Поздняков оскалил желтые зубы, его мучнистое некрасивое лицо исказилось:
— Сказать стыдно — молодой, здоровый мужик работает этим самым… натурщиком. В художественном училище. Я ему говорю: «Как же тебе, Борька, не совестно срамотой деньги зарабатывать? Да и что это за деньги для взрослого человека — шестьдесят рублей? » А он нахально смеется мне в лицо: «Ты, — говорит, — Поздняков, некультурный, в искусстве ничего не смыслишь, а о заработках моих не тебе печалиться… »
Конечно, в яростном возмущении Позднякова тем, что мужчина может работать натурщиком, было нечто комичное, но я и сам, честно говоря, впервые услышал — в наше-то время! — о такой мужской профессии, просто никогда в голову не приходило.

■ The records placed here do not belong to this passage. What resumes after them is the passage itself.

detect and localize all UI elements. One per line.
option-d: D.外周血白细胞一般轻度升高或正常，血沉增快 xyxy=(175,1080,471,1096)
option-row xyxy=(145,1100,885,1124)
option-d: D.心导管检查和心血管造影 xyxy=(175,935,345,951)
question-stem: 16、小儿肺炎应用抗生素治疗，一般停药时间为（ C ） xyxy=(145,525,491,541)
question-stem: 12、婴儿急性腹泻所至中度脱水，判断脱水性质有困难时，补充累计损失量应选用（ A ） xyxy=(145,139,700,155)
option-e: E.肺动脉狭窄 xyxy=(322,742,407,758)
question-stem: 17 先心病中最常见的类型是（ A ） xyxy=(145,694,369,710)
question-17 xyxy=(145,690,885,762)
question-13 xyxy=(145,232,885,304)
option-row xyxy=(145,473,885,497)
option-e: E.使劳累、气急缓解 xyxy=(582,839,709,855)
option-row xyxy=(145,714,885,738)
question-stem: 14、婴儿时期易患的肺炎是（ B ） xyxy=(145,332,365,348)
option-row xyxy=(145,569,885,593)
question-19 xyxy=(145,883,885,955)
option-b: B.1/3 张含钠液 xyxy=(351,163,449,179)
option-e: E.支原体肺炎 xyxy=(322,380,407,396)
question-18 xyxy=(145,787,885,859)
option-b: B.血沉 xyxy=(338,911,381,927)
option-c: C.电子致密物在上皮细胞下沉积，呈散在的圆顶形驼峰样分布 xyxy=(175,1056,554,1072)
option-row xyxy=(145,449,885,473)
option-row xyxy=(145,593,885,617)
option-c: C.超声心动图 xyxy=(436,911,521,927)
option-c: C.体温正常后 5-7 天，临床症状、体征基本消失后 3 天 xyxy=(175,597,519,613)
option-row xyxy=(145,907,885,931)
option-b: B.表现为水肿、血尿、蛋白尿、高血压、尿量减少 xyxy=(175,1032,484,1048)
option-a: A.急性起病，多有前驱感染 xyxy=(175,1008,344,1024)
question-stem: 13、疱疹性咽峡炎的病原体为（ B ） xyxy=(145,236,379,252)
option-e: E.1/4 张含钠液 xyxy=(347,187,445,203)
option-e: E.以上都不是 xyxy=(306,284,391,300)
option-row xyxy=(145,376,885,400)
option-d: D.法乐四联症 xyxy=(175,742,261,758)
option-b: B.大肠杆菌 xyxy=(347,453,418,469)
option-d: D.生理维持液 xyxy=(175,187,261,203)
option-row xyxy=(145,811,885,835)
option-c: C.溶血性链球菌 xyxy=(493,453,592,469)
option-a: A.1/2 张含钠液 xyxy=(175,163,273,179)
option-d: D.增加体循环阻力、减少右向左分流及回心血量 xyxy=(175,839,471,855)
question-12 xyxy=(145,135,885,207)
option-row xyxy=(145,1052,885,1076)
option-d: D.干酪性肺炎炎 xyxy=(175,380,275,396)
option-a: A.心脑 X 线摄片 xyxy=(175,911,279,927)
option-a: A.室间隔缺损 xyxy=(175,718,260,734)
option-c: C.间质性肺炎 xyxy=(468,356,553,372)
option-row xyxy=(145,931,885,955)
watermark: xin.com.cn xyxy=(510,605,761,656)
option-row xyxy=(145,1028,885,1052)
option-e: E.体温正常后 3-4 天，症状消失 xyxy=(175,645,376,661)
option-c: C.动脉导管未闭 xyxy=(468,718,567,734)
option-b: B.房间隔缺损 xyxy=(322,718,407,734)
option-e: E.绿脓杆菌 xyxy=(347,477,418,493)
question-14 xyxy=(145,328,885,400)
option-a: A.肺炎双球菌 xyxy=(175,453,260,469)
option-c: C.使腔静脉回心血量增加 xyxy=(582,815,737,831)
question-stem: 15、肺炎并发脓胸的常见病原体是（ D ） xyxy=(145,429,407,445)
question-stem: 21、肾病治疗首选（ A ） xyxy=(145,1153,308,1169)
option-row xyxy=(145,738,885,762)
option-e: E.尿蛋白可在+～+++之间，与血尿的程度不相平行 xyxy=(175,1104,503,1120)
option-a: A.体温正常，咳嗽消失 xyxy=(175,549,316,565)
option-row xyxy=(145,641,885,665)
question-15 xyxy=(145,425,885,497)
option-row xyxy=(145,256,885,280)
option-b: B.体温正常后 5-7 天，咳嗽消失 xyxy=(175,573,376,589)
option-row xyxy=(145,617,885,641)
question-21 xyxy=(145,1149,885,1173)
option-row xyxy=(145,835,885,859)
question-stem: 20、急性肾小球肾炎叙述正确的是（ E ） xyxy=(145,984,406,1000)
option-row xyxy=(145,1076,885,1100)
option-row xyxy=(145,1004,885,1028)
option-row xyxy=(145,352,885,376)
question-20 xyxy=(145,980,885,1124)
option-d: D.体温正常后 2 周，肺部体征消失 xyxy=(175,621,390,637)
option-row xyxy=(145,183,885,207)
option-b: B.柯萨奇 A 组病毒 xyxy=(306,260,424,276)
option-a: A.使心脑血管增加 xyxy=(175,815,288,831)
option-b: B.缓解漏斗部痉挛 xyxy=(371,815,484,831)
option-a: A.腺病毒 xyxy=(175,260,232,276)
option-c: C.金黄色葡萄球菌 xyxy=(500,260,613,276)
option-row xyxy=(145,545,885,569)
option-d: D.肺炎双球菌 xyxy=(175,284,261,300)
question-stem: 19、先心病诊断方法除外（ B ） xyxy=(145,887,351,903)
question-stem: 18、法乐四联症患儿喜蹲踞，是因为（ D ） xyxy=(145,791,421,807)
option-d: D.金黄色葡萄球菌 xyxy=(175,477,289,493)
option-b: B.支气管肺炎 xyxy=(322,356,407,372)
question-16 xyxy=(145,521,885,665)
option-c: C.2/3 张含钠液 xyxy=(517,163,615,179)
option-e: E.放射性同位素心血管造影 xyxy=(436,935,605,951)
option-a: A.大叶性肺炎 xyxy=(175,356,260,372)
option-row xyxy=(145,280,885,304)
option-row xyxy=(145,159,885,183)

— Вот она, лень-матушка, разгильдяйство, до чего довести может, — сказал с сердцем Поздняков. — Но парень-то он не злой…
… Рассвет сер и немощен, как мое усталое тело. Холодная тусклая изморось лежит на стекле. Я смотрю в окно и вижу в стеклянном мутном отражении свои седые редкие космы, глубокие складки, шрамами искромсавшие лицо, пот бессилия и страха на челе и никак не хочу, не могу принять неизбежное — согласиться, что я уже старик. Через полтора месяца — 8 ноября 1541 года — мне исполнится сорок восемь лет. Разве это возраст старости? Неужели это намеченный мне предел, за которым вздымаются мрак, пустота, ужас исчезновения?
Какая страшная нелепость: природа даровала долгую жизнь бессмысленным воронам, питающимся падалью, а самому светлому творению своему — человеку — отпустила столь краткий век, пролетающий мгновенно, подобно радостному вздоху.
Тридцать лет назад я был молод и здоров, как гиперборейский бог, и, сидя на скамье феррарского университета, повторял вслед за ученым богословом Мазарди: «И писано у Гиппократа-целителя: старение человеческое происходит от потери природного жара… » Но мне тогда было наплевать, отчего происходит старение человеческое, поскольку я был слишком молод, чтобы относиться серьезно к лекарскому призванию своему, и слишком здоров, чтобы допустить мысль, будто и меня когда-то коснется старость, исторгающая из человека неслышно и неотвратимо природный жар.